Functional connectivity between vmPFC and vPC and overlap with default network (DN). Red-white represents functional connectivity computed from resting-state BOLD time series of 1000 subjects at rest (Yarkoni et al., 2011), with a seed placed in left vmPFC (MNI coordinates: 0, 45, −15, left, red dot) where a differential HER along the “Me” dimension was observed. The left vPC region showing a differential HER along the “I” dimension (MNI coordinates: −8, −59, 25; right, blue dot) is functionally connected to left vmPFC (Pearson correlation r = 0.47). Green outline represents the DN (Laird et al., 2011).

Figure 5.

Controls.
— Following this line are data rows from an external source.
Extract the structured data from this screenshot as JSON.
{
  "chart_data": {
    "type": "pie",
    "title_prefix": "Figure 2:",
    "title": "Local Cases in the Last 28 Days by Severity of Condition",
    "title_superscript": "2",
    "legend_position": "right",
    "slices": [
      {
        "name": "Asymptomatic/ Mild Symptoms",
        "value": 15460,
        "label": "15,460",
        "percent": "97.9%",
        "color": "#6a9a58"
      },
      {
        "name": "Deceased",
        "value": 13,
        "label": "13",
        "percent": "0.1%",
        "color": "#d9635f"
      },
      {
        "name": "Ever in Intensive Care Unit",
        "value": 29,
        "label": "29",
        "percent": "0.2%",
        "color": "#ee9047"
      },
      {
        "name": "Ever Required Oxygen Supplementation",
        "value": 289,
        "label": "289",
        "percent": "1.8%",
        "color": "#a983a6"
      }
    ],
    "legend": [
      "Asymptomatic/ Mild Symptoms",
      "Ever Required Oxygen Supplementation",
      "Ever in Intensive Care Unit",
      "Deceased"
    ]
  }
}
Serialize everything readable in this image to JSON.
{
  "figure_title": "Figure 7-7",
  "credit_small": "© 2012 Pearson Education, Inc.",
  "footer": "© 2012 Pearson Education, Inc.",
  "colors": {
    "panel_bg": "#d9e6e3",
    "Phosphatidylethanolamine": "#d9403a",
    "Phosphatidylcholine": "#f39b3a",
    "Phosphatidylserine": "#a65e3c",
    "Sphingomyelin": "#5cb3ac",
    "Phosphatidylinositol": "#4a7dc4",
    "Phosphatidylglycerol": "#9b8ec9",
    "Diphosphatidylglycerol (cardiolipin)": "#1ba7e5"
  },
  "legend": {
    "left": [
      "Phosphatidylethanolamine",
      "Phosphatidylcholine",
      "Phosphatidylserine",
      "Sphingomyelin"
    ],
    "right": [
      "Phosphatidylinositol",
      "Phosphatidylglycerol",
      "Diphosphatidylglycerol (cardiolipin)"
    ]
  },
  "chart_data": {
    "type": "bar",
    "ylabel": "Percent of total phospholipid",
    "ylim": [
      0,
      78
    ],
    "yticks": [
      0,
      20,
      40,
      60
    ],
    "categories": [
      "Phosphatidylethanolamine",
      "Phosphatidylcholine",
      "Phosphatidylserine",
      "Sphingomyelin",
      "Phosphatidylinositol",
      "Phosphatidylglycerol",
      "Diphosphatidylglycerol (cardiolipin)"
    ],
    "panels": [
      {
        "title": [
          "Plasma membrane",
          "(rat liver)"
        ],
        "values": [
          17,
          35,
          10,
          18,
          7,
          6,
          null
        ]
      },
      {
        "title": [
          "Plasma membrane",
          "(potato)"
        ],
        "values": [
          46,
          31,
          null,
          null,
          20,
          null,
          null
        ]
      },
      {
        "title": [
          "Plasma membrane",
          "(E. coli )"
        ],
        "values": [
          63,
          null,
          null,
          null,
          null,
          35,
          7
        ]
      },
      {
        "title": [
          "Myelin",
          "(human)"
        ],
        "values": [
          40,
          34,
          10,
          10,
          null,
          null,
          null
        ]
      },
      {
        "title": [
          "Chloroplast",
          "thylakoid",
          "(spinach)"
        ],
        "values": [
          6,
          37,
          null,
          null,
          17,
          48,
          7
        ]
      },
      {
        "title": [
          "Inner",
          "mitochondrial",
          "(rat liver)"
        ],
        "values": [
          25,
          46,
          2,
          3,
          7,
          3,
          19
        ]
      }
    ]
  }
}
A, Time course of the average ECG signal (± SEM) for “high” and “low” ratings along the “I” (left) and “Me” (right) scales, on the vertical derivation lead II. The signal appearing in darker color corresponds to the time window that was analyzed in the MEG data. The ECG, recorded from seven electrodes around the base of the neck to carefully monitor the potential direct contribution of heart electrical activity to MEG signals, appeared similar in “high” versus “low” trials on both scales, and no significant differences were found. B, Time course of the average pupil diameter (± SEM) signal for “high” and “low” ratings along the “I” (left) and “Me” (right) scales. We analyzed the time window during the thought, from the last-but-one heartbeat to 400 ms preceding the visual stimulus (signal in darker color). We observed no statistical difference between “high” and “low” trials for either the “I” or the “Me” scales (both p ≥ 0.67, both Bayes factors ≥3.78). C, Average alpha power (± SEM) for “high” and “low” ratings along the “I” (left) and “Me” (right) scales, on the 15 sensors with the largest alpha power across conditions, indicated by white dots in the alpha power topographical map (center). We did not observe differences in alpha power between “high” and “low” trials for either scale (both p ≥ 0.41, both Bayes factors ≥2.57). NS, Not significant.